By character choices: 
There's conflict from the beginning because the narrator is resisting being close to his companions, dislikes them enough to bother making a separate fire in a camp.

By word choice: 
"We are stuck out here...
"I dislike his sneering manner.."
"...Oh, they give me a shudder...
"..now his hands are even more loathsome.
"Dawn light is starting to creep... stars are still snagged...masses of darkness go about their growing, roots fast...thick trunks seeming to jostle..."
"I am enormous myself, and wordless like the forest, yet full of burrows and niches and shadows where beasts lie curled..." 
"white cross of John Barn glimmers"
"which is now, which is here, which is me.
"the water fighting white among the boulders"

Withheld information:
...now that I'm past the age where he can choose me for the other thing."
The origin and nature of the mulberry "boys."
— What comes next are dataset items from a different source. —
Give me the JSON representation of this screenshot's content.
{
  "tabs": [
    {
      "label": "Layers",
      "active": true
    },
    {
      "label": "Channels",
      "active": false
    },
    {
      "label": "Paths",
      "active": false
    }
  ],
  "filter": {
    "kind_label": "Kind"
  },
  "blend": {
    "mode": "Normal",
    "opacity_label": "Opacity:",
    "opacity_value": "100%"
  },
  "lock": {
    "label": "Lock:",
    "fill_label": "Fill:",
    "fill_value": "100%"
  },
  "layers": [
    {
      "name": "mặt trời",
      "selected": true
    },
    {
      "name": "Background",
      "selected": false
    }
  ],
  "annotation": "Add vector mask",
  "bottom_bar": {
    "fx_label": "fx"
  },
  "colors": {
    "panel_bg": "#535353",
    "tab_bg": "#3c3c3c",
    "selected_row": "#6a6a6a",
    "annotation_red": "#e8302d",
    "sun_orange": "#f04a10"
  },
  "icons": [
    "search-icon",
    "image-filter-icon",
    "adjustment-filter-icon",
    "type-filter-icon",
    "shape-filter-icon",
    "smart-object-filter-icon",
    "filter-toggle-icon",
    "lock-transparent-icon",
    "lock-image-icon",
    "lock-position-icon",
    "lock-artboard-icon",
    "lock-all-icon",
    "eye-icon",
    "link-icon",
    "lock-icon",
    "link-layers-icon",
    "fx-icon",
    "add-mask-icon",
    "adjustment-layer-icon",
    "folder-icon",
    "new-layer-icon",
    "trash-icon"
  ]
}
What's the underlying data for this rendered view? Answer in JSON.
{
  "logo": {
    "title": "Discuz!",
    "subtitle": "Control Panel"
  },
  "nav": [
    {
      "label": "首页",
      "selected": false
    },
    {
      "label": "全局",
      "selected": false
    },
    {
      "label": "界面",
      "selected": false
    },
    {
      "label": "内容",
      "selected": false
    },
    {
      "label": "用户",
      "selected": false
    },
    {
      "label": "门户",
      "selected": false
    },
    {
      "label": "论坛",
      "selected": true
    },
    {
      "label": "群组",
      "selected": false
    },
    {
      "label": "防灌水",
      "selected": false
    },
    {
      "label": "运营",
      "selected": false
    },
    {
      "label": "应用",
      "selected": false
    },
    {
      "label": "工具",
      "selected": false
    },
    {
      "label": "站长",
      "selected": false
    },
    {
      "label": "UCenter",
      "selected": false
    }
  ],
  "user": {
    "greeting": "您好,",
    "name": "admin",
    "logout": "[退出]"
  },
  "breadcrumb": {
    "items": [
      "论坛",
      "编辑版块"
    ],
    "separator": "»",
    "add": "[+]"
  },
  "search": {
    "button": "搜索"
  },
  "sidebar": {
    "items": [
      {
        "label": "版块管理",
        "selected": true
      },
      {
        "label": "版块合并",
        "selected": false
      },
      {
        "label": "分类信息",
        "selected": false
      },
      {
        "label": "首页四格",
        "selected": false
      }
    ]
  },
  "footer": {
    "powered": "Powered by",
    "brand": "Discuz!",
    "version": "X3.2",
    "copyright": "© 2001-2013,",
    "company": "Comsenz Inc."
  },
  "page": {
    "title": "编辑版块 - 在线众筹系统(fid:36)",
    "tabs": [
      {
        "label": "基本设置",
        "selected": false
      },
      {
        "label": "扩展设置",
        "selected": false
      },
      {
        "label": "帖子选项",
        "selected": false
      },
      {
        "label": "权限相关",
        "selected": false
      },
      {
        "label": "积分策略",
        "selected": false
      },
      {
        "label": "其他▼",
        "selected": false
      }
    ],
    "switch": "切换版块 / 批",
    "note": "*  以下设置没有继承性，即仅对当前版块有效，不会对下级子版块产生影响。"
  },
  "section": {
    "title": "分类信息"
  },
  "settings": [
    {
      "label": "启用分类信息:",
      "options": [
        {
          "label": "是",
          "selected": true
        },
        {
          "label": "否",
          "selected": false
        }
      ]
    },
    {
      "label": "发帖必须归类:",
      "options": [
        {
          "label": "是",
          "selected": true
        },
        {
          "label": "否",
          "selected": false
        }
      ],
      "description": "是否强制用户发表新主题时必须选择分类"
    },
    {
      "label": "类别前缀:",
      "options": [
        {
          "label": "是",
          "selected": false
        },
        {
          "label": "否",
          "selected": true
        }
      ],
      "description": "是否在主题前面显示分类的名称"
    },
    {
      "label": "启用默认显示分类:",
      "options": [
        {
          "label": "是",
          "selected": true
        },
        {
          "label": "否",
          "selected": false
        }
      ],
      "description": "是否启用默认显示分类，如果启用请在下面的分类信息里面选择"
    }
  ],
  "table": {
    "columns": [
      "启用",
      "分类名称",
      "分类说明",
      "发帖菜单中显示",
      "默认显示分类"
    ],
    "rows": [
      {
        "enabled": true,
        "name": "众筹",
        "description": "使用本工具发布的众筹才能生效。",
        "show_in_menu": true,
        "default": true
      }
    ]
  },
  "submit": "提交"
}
The emotional weight lacking in certain things:
The straightforward way the narrator conveys that John Barn lives in a box and will for the rest of his life; and that the parents of the village are all complicit in this; by the simple summation of George's judgement: Just me and my folk, and our children.

- handle EDACE

Story can be condensed into a few long compound sequences

Resentment/disgust/wounded pride/revulsion toward mulberry/desire for Phillips' respect
Follows orders, ignores, feeds and pins mulberry
(Mulberry howls, cries out, trembles in pain and fear)
Compassion/empathy/revulsion of Phillips/grudging respect of Phillips skill/surprise Phillips does as he says he will
Comforts John Barn (mulberry) and questions Phillips while watching him "fix" the silk and John, arguing with Phillips
Feels he has lost the argument yet gained some measure of respect
Helps willingly, knowing he is aiding in a profit scheme/asks Phillips one last question (is lied to)
Decides this must end (not shown)
Kills Phillips, thinks through the consequences as he leads John home.
No long wants Phillips' respect/accepts his own adult status with equanimity, worries about uncertain future, comforted (?) by forest and John's simple pleasure in it.